ETH-Studie: Corporate Citizenship in der Schweiz

11. August 2009

Rund drei Viertel der schweizerischen Unternehmen engagieren sich für gemeinnützige Zwecke. Das Engagement ist vielfältig, nicht am kurzfristigen Nutzen orientiert und trotzt der Wirtschaftskrise. Zu diesem Resultat kommt eine schweizweite Unternehmensbefragung der ETH Zürich zu Corporate Citizenship.

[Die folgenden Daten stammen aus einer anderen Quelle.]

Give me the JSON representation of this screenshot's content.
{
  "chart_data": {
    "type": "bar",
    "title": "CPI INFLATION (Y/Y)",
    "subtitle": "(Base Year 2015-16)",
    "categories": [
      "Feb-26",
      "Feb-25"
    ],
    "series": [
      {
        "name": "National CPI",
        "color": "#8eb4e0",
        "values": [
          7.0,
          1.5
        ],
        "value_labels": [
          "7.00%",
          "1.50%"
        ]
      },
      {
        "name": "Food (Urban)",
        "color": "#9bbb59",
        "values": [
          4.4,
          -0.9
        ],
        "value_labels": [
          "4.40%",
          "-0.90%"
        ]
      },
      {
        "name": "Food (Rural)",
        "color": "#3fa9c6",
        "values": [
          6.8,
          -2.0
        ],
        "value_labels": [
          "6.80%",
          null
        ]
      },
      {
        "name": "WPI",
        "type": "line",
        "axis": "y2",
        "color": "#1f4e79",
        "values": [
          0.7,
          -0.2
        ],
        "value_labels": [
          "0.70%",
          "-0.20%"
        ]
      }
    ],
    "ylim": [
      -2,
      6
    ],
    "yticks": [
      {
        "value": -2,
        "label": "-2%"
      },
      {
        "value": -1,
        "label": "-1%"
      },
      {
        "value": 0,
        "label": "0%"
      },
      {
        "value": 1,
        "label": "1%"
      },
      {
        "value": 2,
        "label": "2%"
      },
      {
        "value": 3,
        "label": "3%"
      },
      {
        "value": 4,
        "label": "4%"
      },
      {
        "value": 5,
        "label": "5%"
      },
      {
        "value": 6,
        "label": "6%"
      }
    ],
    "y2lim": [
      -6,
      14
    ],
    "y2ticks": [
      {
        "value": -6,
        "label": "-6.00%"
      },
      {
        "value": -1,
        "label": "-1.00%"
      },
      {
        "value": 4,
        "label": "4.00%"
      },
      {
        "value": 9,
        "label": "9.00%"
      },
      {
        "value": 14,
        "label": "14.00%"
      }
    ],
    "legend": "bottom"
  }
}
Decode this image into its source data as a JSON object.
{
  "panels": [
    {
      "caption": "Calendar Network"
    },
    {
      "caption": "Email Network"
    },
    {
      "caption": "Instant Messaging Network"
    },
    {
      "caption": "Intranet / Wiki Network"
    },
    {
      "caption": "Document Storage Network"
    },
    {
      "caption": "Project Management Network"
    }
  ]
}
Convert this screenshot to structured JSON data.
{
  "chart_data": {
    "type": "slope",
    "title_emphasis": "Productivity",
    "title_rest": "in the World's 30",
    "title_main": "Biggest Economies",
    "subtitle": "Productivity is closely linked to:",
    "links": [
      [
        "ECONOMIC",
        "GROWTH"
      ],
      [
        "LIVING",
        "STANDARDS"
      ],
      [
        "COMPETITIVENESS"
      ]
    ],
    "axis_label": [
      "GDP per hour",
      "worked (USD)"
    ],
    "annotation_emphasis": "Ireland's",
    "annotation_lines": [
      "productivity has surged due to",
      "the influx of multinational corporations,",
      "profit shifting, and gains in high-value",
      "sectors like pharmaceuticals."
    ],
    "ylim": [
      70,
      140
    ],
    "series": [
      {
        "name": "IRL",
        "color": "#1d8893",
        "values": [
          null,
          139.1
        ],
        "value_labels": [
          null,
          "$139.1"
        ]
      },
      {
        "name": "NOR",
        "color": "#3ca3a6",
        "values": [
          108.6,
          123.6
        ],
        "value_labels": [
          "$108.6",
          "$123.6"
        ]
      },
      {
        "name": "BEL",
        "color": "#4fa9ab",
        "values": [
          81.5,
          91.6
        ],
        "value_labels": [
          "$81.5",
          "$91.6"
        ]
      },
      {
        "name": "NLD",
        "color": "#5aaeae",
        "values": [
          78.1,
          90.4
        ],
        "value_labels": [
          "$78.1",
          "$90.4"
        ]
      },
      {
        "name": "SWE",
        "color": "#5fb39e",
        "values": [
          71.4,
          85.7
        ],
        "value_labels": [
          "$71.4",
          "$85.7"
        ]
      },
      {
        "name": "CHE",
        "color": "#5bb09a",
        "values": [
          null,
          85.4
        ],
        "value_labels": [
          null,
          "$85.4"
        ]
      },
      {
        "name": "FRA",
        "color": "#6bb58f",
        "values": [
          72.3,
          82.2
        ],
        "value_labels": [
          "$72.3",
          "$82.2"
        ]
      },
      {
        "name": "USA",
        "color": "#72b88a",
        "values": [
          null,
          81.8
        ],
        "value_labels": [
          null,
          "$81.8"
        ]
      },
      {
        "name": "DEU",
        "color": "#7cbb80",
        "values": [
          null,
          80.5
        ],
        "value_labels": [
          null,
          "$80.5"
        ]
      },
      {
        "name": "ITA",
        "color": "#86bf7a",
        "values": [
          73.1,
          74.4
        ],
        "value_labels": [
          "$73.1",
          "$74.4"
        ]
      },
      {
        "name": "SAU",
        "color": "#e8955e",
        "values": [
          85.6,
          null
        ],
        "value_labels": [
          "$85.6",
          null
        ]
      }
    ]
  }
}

Wissenschaftler um Theo Wehner, Professor am Zentrum für Organisations- und Arbeitswissenschaften der ETH Zürich, haben das gemeinnützige Engagement von Schweizer Unternehmen in einer landesweiten Erhebung untersucht. Zwischen Januar 2008 und März 2009 wurden mehr als 2.000 Unternehmer befragt, davon stammen 90 Prozent aus kleinen und mittleren Unternehmen.

Ergebnisse der Studie:

  • Rund drei Viertel der Unternehmen (76%) setzen sich für gesellschaftliche Anliegen ein – sowohl in Form von Spenden als auch, in dem sie Mitarbeitende freistellen, kostenlose Schulungen anbieten oder ihre Infrastruktur zur Verfügung stellen.
  • Damit stehen Schweizer Unternehmer im internationalen Vergleich gut da. Obwohl sich in Deutschland und den USA insgesamt mehr Unternehmen gemeinnützig engagieren, sind prozentual mehr Schweizer Firmen im Bereich Corporate Citizenship aktiv (72%).
  • Das Engagement der Unternehmen bezieht sich vor allem auf den Sport (71%), die Kultur (59%) und das Bildungswesen (53%). Erst an vierter Stelle folgt das Sozialwesen mit 38%.
  • 95% der Befragten gehen davon aus, dass ihr gemeinnütziges Engagement in den nächsten Jahren gleich bleibt oder sogar steigt.
  • Ein Großteil der Firmenleitung versteht das gemeinnützige Engagement als persönliches Anliegen (71%) und erwartet davon keine betriebswirtschaftlichen Gewinne.
  • Nur selten wird das gemeinnützige Engagement kommuniziert (25%) und wenn, dann unsystematisch. Fast drei Viertel (72%) der befragten Firmen geben an, den unternehmerischen Nutzen des Engagements nicht zu evaluieren.

Die Forschenden der ETH Zürich sehen einen Vorteil darin, dass Corporate Citizenship in der Schweiz keiner kurzfristigen Profitorientierung folgt. Gesellschaftliches Engagement könne sich gerade deshalb Autonomie, Vielfalt und Nachhaltigkeit leisten, weil es nicht mit kurzfristigen Profitorientierungen konfrontiert werden und somit kaum im Fokus betriebswirtschaftlicher Prüfmechanismen stehe.